Rachmaninov - Symphonic Dances

London Symphony Orchestra / Valery Gergiev

LSO Live LSO0688 Buy now

Rachmaninov Symphonic Dances, Op 45
Stravinsky Symphony in Three Movements

Recorded live at the Barbican, London, May 2009

The first movement of Rachmaninov’s Symphonic Dances is marked Non allegro, one of those tricky indications that lets you know what the pace shouldn’t be but is not really more positively explicit. Rachmaninov clearly wanted to discourage undue speed but it is hard to imagine that he had in mind the sluggishness that Gergiev prefers here. Other conductors of this now happily much-recorded final orchestral work of Rachmaninov’s manage to find a tempo that is not fast but nevertheless has inner momentum to give the music a sense of direction; but Gergiev’s performance hangs fire. The valse triste of the central movement, while at times aptly mysterious and sultry of atmosphere, lacks the supple pulse of the dance and it is not until the finale that the interpretation gathers spirit, although even here Gergiev tends to pull back detrimentally in the slower middle section. He elicits a fair amount of instrumental detail from Rachmaninov’s luminous scoring but it is at the cost of cohesive overall structure.

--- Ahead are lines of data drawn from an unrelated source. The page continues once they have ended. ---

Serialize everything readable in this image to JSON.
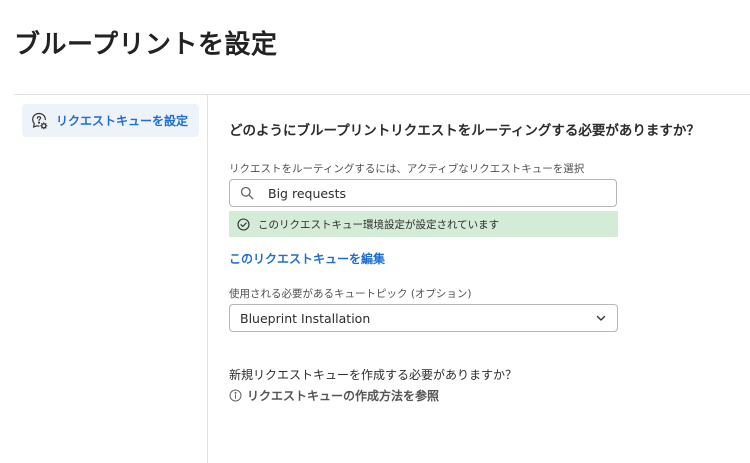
{
  "page": {
    "title": "ブループリントを設定"
  },
  "sidebar": {
    "items": [
      {
        "label": "リクエストキューを設定",
        "icon": "queue-settings-icon"
      }
    ]
  },
  "main": {
    "question": "どのようにブループリントリクエストをルーティングする必要がありますか？",
    "queue_field": {
      "label": "リクエストをルーティングするには、アクティブなリクエストキューを選択",
      "value": "Big requests",
      "icon": "search-icon"
    },
    "status": {
      "text": "このリクエストキュー環境設定が設定されています",
      "icon": "check-circle-icon",
      "color": "#d3ebd7"
    },
    "edit_link": "このリクエストキューを編集",
    "topic_field": {
      "label": "使用される必要があるキュートピック (オプション)",
      "selected": "Blueprint Installation",
      "icon": "chevron-down-icon"
    },
    "new_queue_question": "新規リクエストキューを作成する必要がありますか？",
    "help_link": {
      "text": "リクエストキューの作成方法を参照",
      "icon": "info-icon"
    }
  },
  "colors": {
    "accent": "#1f6fd1",
    "sidebar_active_bg": "#eef3fa",
    "success_bg": "#d3ebd7"
  }
}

However, the indulgences of the moment that he permits himself in the Symphonic Dances are expunged in Stravinsky’s Symphony in Three Movements, which, like the Rachmaninov, was recorded live at London’s Barbican in May 2009. This is a big-boned performance, its syncopations crisply articulated by the LSO, its powerful rhythmic impetus kept on a tight rein, its palette of timbres well delineated. So this is one of those maddening discs that might be recommendable for one of the works but not for the other.